Hitchens’s other non-discovery is that there he was, thinking “that the great Kiev ‘spontaneous’ protests of two years ago were all about ending corruption.” However, lo and behold, “the 2014 outbreak was a putsch and its real target Russia.”
The word ‘putsch’, also favoured by Putin, is chosen advisedly, evoking as it does beer-swilling Nazis marching behind Hitler and Ludendorff in Munich, 1923. Also masterly is the use of quotation commas around ‘spontaneously’. The implication is that the uprising wasn’t spontaneous. It was some dastardly conspiracy in action.
True, mass protests are never wholly spontaneous. The masses need to be organised, inspired and led, which is true of every revolution in history. Alas, Hitchens’s readers probably don’t number in their ranks many keen students of history. Hence a set of quotation commas must have worked a treat.

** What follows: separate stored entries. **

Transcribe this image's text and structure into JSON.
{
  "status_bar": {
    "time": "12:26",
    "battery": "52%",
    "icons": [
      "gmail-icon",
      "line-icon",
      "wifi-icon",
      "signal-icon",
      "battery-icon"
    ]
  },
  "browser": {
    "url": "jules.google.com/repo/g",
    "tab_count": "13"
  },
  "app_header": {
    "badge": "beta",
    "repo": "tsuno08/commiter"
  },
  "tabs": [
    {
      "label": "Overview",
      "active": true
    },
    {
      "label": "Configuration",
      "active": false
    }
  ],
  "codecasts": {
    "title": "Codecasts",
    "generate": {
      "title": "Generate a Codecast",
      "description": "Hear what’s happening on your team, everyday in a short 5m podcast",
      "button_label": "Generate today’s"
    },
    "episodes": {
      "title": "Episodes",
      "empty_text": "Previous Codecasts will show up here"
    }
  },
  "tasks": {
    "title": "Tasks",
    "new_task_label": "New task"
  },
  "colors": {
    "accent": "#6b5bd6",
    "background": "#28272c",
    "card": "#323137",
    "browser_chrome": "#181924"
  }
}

The word ‘corruption’ represents another clever trick. For the concept covers a multitude of sins.
The Ukrainian revolution indeed targeted corruption, but not the fiscal kind that’s so vexing to the IMF, a fact about which Hitchens gloats with indecent glee (when he has a free moment, he ought to check Russia’s corruption ratings, which are similar to the Ukraine’s). There exists worse corruption than that, especially in politics.
For example, Cameron, whom Hitchens laudably despises, is utterly corrupt, although he isn’t known to take backhanders. His corruption is in the use of his position for self-aggrandisement at the expense of his duties as a guardian of Britain’s constitution. Specifically, his frantic attempts to destroy his nation’s sovereignty make one wish he chose a less destructive form of corruption, such as taking bribes.
That’s the sense in which the deposed Yanukovych’s government was corrupt (in addition to fiscal corruption that was rife then too), except that it was even worse in the Ukraine. For Yanukovych was a stooge to Putin’s kleptofascist KGB junta.
Hence he had turned his country into a virtual satellite of an organisation that for over 70 years systematically murdered millions of Ukrainians and enslaved the rest, suppressing wherever it could Ukrainian culture and any sense of ethnic identity.
Only someone with an entirely warped moral sense can possibly find anything wrong with the Ukrainian revolution because its real target was independence from Russia. It’s true that the Ukraine didn’t turn into a sinless paradise as a result. But at least she shook the dust of history’s most evil regime off her feet.
“Now it’s gone wrong,” continues Hitchens’s diatribe against the Ukraine’s rejection of KGB rule, “coverage in the West has virtually stopped.” This is as disingenuous as it gets.
Surely Hitchens must realise that Western readers, and therefore papers, have an infantile attention span. Considering that, the Ukraine stayed in the news amazingly long, and only slipped out when Hitchens’s love object redirected his attentions to Syria and Turkey, creating a clear danger of world war.